Since deciding that I want an unmedicated delivery, I've become very interested in writing out my birth plan. My hospital includes a blank one in the registration packet, but it's really just a checklist kind of thing. Not nearly as detailed as I'd like. So I asked if I could write my own, and they said that would be fine (they actually seemed really impressed that I wanted to). I hear from others who have delivered there that they are usually good about following your requests, so I want my birth plan to cover all the bases.

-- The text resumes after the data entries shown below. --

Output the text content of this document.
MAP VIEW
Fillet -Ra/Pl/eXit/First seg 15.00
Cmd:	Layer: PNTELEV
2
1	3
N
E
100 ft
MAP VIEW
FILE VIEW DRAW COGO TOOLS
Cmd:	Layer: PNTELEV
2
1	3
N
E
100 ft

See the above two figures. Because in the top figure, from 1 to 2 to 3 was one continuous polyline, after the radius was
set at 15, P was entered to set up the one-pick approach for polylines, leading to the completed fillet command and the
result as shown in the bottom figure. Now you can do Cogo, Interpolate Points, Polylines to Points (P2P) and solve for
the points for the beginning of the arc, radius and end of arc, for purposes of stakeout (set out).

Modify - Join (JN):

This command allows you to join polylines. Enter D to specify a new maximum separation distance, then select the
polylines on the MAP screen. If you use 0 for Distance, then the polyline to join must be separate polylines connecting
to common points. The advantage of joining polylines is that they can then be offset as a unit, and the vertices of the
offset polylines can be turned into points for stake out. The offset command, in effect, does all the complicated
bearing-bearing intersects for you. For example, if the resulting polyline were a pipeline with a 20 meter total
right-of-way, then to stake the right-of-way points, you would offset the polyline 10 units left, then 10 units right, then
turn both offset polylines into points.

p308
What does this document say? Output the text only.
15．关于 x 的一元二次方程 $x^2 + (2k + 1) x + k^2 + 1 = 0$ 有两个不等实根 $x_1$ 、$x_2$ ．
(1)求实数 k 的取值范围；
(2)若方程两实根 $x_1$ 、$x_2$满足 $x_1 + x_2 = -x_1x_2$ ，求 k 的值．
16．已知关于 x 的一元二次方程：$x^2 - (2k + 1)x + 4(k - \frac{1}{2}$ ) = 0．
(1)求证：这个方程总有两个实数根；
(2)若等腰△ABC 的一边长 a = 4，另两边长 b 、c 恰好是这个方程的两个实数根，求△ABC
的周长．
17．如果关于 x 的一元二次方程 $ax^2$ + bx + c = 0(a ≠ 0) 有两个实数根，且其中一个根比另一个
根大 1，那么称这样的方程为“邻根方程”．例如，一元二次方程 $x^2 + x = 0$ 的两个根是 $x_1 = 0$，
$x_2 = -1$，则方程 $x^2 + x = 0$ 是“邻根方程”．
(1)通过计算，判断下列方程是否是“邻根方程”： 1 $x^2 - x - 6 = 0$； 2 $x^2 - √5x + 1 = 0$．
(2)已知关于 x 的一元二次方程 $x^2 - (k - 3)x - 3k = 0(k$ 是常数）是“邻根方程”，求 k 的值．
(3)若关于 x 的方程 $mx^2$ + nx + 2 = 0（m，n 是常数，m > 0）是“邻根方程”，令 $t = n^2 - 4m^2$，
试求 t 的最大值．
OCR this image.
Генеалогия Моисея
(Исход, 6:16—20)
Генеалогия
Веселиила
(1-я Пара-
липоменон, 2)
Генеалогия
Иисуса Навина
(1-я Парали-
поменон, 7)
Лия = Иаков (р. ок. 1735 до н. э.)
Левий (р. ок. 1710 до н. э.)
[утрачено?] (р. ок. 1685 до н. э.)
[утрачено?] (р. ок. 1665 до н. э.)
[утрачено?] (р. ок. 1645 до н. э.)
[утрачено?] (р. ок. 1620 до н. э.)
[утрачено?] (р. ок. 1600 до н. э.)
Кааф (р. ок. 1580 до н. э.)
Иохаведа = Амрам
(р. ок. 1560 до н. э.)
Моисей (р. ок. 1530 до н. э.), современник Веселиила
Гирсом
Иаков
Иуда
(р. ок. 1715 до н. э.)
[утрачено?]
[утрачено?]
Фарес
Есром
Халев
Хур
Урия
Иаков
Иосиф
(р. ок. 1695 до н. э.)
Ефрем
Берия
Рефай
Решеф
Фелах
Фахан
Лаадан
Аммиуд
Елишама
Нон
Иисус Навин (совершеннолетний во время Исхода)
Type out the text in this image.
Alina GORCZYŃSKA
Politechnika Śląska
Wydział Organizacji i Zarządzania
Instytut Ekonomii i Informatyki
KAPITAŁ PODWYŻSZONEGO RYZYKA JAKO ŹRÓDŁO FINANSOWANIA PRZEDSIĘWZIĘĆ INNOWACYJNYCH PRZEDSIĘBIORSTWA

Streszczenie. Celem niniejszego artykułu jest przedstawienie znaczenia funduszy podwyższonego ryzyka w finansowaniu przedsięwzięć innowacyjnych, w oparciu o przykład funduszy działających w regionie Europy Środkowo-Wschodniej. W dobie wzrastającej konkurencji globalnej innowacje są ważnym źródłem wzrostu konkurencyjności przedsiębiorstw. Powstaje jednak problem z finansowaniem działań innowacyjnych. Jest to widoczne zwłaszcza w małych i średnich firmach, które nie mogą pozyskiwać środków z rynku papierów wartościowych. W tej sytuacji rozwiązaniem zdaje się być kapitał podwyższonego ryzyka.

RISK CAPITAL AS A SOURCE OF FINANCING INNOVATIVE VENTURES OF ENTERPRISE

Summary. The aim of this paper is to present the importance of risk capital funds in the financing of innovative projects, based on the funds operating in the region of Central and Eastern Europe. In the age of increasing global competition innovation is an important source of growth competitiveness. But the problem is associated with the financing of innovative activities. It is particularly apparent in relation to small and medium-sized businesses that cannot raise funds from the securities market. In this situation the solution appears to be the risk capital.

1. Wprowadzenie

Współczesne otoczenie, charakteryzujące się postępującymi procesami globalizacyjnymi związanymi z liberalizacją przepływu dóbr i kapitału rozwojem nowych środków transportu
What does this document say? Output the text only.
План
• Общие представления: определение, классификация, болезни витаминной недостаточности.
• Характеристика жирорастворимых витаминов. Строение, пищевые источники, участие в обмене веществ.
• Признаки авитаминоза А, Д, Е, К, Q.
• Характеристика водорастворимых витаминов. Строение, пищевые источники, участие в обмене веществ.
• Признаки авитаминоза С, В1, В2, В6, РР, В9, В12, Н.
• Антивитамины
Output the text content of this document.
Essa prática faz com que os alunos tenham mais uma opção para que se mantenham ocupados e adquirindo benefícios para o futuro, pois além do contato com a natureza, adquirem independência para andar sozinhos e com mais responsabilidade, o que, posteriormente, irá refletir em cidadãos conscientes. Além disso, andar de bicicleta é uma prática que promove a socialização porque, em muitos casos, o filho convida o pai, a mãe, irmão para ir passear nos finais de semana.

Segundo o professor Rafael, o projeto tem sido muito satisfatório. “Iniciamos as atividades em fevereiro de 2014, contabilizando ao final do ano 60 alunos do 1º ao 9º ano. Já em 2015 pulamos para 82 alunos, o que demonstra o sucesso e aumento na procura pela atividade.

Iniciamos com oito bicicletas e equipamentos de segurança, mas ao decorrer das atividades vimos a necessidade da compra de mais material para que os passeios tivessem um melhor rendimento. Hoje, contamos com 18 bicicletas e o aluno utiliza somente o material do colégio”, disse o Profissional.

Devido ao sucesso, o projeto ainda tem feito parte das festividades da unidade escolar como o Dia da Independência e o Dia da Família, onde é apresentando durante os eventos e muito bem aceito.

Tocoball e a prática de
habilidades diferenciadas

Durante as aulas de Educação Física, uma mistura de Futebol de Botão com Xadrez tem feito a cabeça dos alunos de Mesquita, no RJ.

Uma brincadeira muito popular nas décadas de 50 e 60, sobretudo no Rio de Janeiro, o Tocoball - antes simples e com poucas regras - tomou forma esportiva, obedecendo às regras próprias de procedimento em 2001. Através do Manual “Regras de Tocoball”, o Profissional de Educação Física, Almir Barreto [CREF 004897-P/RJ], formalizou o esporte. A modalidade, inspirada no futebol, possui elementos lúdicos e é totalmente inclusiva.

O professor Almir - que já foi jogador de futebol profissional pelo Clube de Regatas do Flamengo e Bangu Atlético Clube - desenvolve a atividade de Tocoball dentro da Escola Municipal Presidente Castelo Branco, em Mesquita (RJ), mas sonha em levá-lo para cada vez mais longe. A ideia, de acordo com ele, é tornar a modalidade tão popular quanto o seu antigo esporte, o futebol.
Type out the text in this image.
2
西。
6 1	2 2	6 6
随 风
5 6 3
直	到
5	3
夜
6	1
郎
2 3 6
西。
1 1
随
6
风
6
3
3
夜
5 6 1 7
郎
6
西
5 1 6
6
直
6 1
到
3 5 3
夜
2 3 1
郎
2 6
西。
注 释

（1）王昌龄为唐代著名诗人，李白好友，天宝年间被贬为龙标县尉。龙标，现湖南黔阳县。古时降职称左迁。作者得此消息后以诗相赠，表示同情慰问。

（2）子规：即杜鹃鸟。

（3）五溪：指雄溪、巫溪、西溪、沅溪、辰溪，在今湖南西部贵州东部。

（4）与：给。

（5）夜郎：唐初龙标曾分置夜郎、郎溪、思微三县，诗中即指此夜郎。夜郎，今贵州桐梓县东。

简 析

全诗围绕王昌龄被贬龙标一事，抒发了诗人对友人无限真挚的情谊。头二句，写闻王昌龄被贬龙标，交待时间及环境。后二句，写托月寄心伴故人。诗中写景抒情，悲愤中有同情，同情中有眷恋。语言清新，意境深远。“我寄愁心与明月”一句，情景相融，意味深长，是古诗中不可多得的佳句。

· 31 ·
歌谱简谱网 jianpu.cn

So does anybody want to post theirs, so I can see how to get started and think of things to include?

TIA!
post #2 of 12
I should still have my birthplan from my dd Caitlin somehwhere so i will have a little look and post it on here for you if i find it
post #3 of 12
Thread Starter 
Thanks - I look forward to reading it!

And even if you can't find it (this goes for you other mamas too), feel free to list things you think I should consider and note on the birth plan. There's just so much to think about, and I don't want to forget anything!
post #4 of 12
Don't forget about your requests re: birthing the placenta.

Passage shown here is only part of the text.